On accessing data from SharePoint programmatically

There are solid options for both R and Python. In R, the {Microsoft365R} package provides a straightforward interface to SharePoint Online and OneDrive, authenticating through Azure Active Directory and allowing you to download files directly into your session without leaving a local copy on disk. In Python, Office365-REST-Python-Client covers the same ground. Both support interactive browser-based authentication, which is the safest default for day-to-day use.

That said, authentication can be a real friction point in practice. Registering an application in Azure AD (which enables the cleaner authentication flows) requires admin permissions that many data practitioners simply don't have. If that is your situation, the fallback is more manual: you sync the relevant SharePoint folder to your local machine using the OneDrive desktop client, and then reference the local synced path in your code.

This path will be different for every collaborator depending on their operating system and how they've set up their sync. The right way to handle this is to store it as an environment variable rather than hardcoding it. In R, this means adding a line like the following to your .Renviron file:

SHAREPOINT_DATA="C:/Users/yourname/YourOrg/ProjectName - Documents/data"

And in Python, adding it to a .env file (loaded with a package like python-dotenv):

SHAREPOINT_DATA="/Users/yourname/YourOrg/ProjectName - Documents/data"

Both .Renviron and .env files should be listed in your .gitignore so they never get committed to the repository. Each collaborator maintains their own local copy with their own path.
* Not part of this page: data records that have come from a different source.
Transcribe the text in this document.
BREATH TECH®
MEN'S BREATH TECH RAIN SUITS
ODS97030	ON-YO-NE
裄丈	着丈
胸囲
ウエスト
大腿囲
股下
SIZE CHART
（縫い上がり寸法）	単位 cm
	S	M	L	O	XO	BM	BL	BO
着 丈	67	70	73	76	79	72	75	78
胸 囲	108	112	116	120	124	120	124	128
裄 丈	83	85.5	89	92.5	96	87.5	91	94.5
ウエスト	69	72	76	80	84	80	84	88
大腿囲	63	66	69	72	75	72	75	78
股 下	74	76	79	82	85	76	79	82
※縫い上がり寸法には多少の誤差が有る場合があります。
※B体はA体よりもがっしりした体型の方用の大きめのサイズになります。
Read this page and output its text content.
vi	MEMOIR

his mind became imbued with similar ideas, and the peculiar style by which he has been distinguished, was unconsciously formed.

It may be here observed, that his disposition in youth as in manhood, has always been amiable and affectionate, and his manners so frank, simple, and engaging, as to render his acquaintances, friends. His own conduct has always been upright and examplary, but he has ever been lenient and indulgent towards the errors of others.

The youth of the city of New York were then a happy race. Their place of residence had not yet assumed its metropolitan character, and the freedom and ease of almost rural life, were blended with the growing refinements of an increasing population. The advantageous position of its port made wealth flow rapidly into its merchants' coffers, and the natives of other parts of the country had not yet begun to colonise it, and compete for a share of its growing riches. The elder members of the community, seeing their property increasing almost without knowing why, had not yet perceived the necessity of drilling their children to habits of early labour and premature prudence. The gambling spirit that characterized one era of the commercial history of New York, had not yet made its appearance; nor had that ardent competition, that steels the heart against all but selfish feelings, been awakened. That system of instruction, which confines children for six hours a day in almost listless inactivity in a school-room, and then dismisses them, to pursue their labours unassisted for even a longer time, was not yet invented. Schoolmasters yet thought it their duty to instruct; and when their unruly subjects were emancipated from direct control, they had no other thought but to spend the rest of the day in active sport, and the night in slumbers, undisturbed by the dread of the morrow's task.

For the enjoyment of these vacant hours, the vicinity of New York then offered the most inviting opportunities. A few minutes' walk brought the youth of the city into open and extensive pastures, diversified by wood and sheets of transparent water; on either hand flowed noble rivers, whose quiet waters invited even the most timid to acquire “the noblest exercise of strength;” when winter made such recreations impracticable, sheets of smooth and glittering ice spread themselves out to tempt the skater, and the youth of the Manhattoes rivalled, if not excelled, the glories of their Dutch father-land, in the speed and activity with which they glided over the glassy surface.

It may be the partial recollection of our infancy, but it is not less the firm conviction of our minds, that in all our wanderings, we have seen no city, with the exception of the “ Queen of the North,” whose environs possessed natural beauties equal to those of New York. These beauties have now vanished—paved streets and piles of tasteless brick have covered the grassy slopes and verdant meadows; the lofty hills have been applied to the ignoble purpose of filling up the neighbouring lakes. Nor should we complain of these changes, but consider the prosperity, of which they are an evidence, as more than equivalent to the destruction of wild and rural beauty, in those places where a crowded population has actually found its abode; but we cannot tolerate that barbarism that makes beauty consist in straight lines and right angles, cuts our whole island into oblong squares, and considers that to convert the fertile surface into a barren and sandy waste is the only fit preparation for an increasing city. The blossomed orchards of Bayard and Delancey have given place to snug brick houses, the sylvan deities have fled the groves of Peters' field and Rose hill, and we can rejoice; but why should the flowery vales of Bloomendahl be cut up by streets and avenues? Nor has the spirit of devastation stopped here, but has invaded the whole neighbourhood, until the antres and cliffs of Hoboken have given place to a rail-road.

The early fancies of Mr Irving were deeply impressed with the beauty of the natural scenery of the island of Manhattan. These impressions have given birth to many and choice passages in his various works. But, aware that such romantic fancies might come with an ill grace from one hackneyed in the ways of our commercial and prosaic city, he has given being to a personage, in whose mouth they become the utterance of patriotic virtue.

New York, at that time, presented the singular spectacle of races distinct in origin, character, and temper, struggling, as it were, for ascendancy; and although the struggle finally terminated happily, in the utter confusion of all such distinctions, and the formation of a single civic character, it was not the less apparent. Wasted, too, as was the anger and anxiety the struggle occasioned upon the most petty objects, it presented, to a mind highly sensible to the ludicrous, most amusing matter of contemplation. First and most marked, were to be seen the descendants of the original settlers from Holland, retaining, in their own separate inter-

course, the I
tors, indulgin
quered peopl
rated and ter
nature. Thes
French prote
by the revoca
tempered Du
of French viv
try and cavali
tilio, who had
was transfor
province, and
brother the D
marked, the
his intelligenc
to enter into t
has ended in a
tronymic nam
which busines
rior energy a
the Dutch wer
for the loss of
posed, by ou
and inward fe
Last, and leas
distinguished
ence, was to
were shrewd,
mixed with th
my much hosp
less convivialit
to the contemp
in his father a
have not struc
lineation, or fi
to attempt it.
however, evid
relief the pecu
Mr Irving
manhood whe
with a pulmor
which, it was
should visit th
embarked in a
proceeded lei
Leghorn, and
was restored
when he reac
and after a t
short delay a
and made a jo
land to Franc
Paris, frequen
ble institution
The code itself then references the variable rather than any specific path:

r
# R
data_path <- Sys.getenv("SHAREPOINT_DATA")
df <- readr::read_csv(file.path(data_path, "raw", "survey_2024.csv"))
python
# Python
import os
from dotenv import load_dotenv
import pandas as pd
 
load_dotenv()
data_path = os.environ["SHAREPOINT_DATA"]
df = pd.read_csv(os.path.join(data_path, "raw", "survey_2024.csv"))

Whatever approach you end up using, make sure to document it clearly in your project's README. Collaborators joining the project should know immediately where the data lives, how to get access to it, and what environment variable they need to set before the code will run. This is not optional: it is one of the most basic requirements of a portable workflow.